SATs conference: End These Nightmare Tests

WE’VE HAD “tears in the morning” said Socialist Party member Suzanne Muna, speaking from the platform at the ‘Stop the SATs’ conference in London. “My son is dyslexic but the tests don’t take things like that into account. My daughter felt under so much pressure that she used to wake up with nightmares about the tests”.

Over 200 teachers and parents from all over the country, plus a handful of school students, met on 28 June to discuss how to stop the SATs. Susanne explained how “children believed that if they didn’t do well in tests, they wouldn’t go to a good school”. But that’s not the case. SATs are about league tables “not what is best for children”.

Now there are private SATs clubs springing up on Saturdays. “We don’t expect adults to work six days a week why should children ? It’s dreadful that when children should be letting of steam on a Saturday morning that they have to do even more cramming work”.

Alan Gibbons from ‘Authors against the SATs’ explained how 100 authors, including the author of Postman Pat, were refusing to allow their work to be used in forthcoming SATs. He attacked the “Anally Retentive Curriculum” that squeezed out storytelling, arts and music. “Children can read” he said “but they no longer enjoy it”.

Alan explained how this issue could re-energise NUT meetings. He called for mass rallies of teachers and parents and stressed the importance of involving students who had shown in the anti-war movement that they were prepared to come out onto the streets. He also called for regular national bulletins and national demonstrations to help take the campaign forward.

Pressure from below

THE CONFERENCE broke down into workshops to discuss future campaigning. The NUT voted at its national conference in favour of a ballot for a national boycott of SATs. It’s likely that an indicative ballot will take place in September followed by a full ballot around the October half term.

Delegates and speakers stressed the need to build from below to ensure that a ‘yes’ vote is secured and a boycott is successful. The draft programme stated that the campaign “should not seek to substitute ourselves for the NUT but rather aim to drive the campaign along and in doing so keep up pressure on the union”.

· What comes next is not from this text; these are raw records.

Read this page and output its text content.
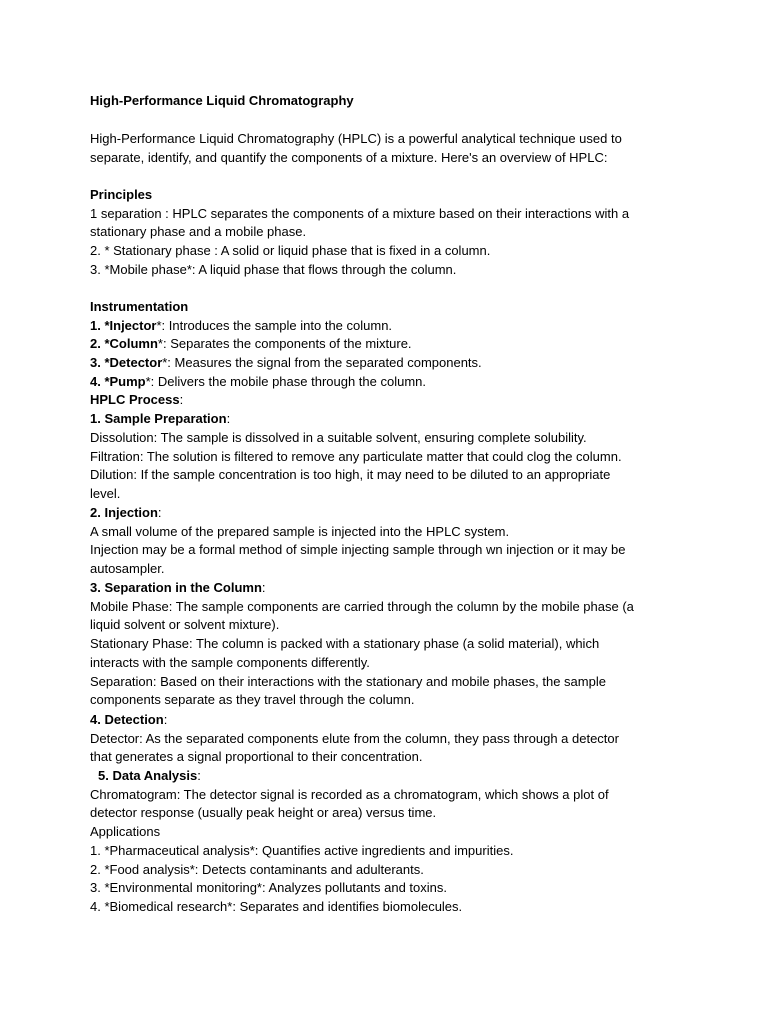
High-Performance Liquid Chromatography
High-Performance Liquid Chromatography (HPLC) is a powerful analytical technique used to
separate, identify, and quantify the components of a mixture. Here's an overview of HPLC:
Principles
1 separation : HPLC separates the components of a mixture based on their interactions with a
stationary phase and a mobile phase.
2. * Stationary phase : A solid or liquid phase that is fixed in a column.
3. *Mobile phase*: A liquid phase that flows through the column.
Instrumentation
1. *Injector*: Introduces the sample into the column.
2. *Column*: Separates the components of the mixture.
3. *Detector*: Measures the signal from the separated components.
4. *Pump*: Delivers the mobile phase through the column.
HPLC Process:
1. Sample Preparation:
Dissolution: The sample is dissolved in a suitable solvent, ensuring complete solubility.
Filtration: The solution is filtered to remove any particulate matter that could clog the column.
Dilution: If the sample concentration is too high, it may need to be diluted to an appropriate
level.
2. Injection:
A small volume of the prepared sample is injected into the HPLC system.
Injection may be a formal method of simple injecting sample through wn injection or it may be
autosampler.
3. Separation in the Column:
Mobile Phase: The sample components are carried through the column by the mobile phase (a
liquid solvent or solvent mixture).
Stationary Phase: The column is packed with a stationary phase (a solid material), which
interacts with the sample components differently.
Separation: Based on their interactions with the stationary and mobile phases, the sample
components separate as they travel through the column.
4. Detection:
Detector: As the separated components elute from the column, they pass through a detector
that generates a signal proportional to their concentration.
5. Data Analysis:
Chromatogram: The detector signal is recorded as a chromatogram, which shows a plot of
detector response (usually peak height or area) versus time.
Applications
1. *Pharmaceutical analysis*: Quantifies active ingredients and impurities.
2. *Food analysis*: Detects contaminants and adulterants.
3. *Environmental monitoring*: Analyzes pollutants and toxins.
4. *Biomedical research*: Separates and identifies biomolecules.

Suzanne Muna described how a parents’ mass boycott could be a “second line of defence” if the government decided to launch a legal challenge against a boycott by teachers. She explained how the parents’ campaign in Waltham Forest, which she had helped organise, at its peak had 600 active parents on its database and almost stopped the local education authority from being privatised.

Linda Taaffe, a member of the national executive of the NUT and also a Socialist Party member, echoed Suzanne’s points when she introduced a parents workshop. “The government won’t take this lying down and will try everything imaginable to denigrate and defeat a SATs boycott. The crucial battleground will be parents and wider public opinion.”

In Waltham Forest, 30,000 ‘Not good for children’ anti-SATs leaflets have already been distributed to parents. A campaign meeting has been held and now parents will be approaching governors to organise debates in the schools. Model letters and speakers’ notes are also available.

The conference agreed to to set up a steering committee to help organise the campaign nationally.


For model letters and speakers notes contact: [email protected]


Useful websites:

http://satsmustgo.tripod.com

www.stopthesats.plus.com


Conference campaign statement

This conference of parents and teachers expresses its opposition to the SATs.

We believe that:

1) They don’t help children to learn

2) They don’t help teachers to teach

3) Teachers are put under pressure to ‘teach to the test’

4) The tests, not the needs of children, dominate the work and life of schools

5) They are used for league tables which are deceptive, divisive and misleading

We agreed to establish a campaign to abolish the SATs and invite those who share our aim to join with us.

We agree to support all practical measures possible to publicise the case against the SATs.

We agree to support teachers and the unions should they decide to implement a boycott of the tests.

We agree to establish a steering committee from this conference which shall be open to parents, carers, education campaigners and teachers representatives to campaign for these objectives.